Wednesday, January 18, 2012

Les Flâneurs

One of the joys of being in Paris for an extended period of time is that you don't feel in a panic to rush out every day, afraid of missing something. Instead, life takes on a leisurely pace. Some days we don't go out at all. Other times we don't plan to go out, but then suddenly the sun bursts out, blue skies appear and we decide, spontaneously, to go for a stroll, to become a couple of "flâneurs" for an hour or so.





A few days ago we were lured by the warm sunshine to wander a bit in our 2nd arrondissement neighborhood, which is the heart and soul of the garment district of Paris.




The streets are often full of men like this one, rolling carts piled high with bolts of fabrics.

I've been intrigued for a while by all the Egyptian names that adorn street signs and buildings in our quartier. We live on the corner of rue d'Aboukir. Across the busy rue Réaumur, I'd noticed a rue de Nil, and we'd been told of  a Passage de Caire, all names honoring the exploits of Napoleon in his Egyptian campaigns. So that was my vague goal, to find this Passage, whilst Matthew was interested in yet another, Passage Brady, in the 10th arrondissement.

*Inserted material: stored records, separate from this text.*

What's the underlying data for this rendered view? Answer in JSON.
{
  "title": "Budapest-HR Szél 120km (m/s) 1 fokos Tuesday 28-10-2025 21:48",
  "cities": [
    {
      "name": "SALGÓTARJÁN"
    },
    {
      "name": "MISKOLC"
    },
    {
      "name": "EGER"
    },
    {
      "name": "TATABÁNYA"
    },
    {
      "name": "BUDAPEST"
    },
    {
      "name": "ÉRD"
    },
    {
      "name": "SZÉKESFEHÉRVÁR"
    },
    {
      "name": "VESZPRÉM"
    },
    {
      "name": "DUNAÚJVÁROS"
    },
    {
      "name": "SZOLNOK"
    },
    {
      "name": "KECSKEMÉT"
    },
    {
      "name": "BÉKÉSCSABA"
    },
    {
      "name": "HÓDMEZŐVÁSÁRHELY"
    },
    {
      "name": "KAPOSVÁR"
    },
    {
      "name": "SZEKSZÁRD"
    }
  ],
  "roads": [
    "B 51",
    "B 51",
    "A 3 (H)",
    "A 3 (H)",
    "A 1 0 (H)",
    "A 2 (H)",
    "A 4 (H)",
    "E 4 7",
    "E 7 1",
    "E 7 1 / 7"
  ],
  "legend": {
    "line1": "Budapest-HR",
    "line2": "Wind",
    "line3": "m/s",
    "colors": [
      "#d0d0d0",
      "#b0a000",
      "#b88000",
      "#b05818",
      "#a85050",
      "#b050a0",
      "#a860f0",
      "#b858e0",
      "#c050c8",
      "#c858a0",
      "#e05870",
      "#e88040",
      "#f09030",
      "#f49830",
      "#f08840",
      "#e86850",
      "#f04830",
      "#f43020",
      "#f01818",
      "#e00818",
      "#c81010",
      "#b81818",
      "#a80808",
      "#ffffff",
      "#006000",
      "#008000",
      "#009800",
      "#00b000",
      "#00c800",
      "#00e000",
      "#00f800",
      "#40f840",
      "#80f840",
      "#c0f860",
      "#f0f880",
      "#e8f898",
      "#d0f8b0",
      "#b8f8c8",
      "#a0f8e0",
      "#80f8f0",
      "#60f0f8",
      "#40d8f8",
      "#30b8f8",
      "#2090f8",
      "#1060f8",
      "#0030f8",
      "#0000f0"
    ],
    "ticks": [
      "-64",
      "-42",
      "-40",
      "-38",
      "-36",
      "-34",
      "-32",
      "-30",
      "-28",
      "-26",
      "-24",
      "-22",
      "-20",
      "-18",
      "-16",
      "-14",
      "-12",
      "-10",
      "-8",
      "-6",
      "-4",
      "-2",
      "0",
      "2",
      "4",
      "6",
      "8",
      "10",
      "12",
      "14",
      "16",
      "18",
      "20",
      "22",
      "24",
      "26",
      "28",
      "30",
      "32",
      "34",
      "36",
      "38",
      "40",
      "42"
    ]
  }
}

 We stumbled across the Passage du Caire almost immediately and admired the large scale Egyptian heads on the building, and the more delicate carvings above the entrance to the Passage itself, a flying horse and sacred bird.

We were quite flabbergasted to find, inside, that this is one of the biggest Passages in the city. It covers several blocks, shooting out right and left to connect with adjoining streets. And it's almost entirely devoted to all things to do with the rag trade.



From shops selling fabrics...


...to shops selling all manner of lacy and sequin encrusted trim...


...to dress shops with astonishing bargains to be had, although I didn't quite see me in either of these outfits!



Nor this one, for that matter!




Should you be in the market for a mannequin, though, this is where you go to find one in all sizes, shapes and colors.



And if you want that dress to have a true stamp of authenticity, here's where you get your faux "haut couture" labels!



Right in the middle of the Passage du Caire, the Restaurant Beverly, under the control of the Loubevitch de France, is a reminder of the days when this was strictly a Jewish neighborhood. Today, most of the businesses seem to be owned and run by Asian and Indian companies.

Emerging at the far end of the Passage du Caire, we found ourselves facing the glorious arch dedicated to Louis XIV "Ludovico Magno", basking in the late afternoon sun.


We soon realized that we had come out onto rue St. Denis, the notorious "call girl" street, where every doorway seemed to be inhabited by a middle-aged woman with dyed blonde hair and black fishnet stockings, desperately trying to recapture her youth.  Really sad to see.



Crossing over behind the Louis XIV arch, and heading up Boulevard Strasbourg, we found ourselves in the gritty 10th arrondissement, with its slogans blazing out...
...and soon came across the chipped, worn entrance to the Passage Brady.



Once inside the Passage, however, we were delighted to discover  Paris' Little Mumbai! Along with several delicious looking restaurants, which we will certainly return to sample...



...a whole row of Indian dress shops displayed their selections of multi-colored saris...



...and food stalls offered exotic, and in some cases unknown, fruits and vegetables.


Leaving the Passage Brady we came to the rue du Faubourg St. Martin. To the left, just a few blocks up, stood the Gare de l'Est, to the right this baby clothing shop caught the eye of both of us (soon to be grandparents!), and in particular this display of boxes of baby booties, emblazoned with symbols of countries and religions, two dozen in each box!




By now we'd been sauntering around for an hour or so. Time for an afternoon coffee and a bit of a sit down to watch the passing parade, before heading for home.

As we made our way along rue de Cléry, one more discovery awaited us. Linking the rue de Cléry and the street above, rue Beauregard, is this "street" - rue des Degrés. It comprises just fourteen steps, is 5.50 meters long, has no doors, no windows, and yet it is an official street! We joked that it must be the shortest street in Paris. And, after a little research, we discovered later that it is exactly that.

Ah,  the joys and pleasures of passing an unplanned hour or two as a "flâneur" or a "flâneuse"!

À bientôt!

1 comment:

  1. Some days you don't go out at all? Sounds pretty decadent to me!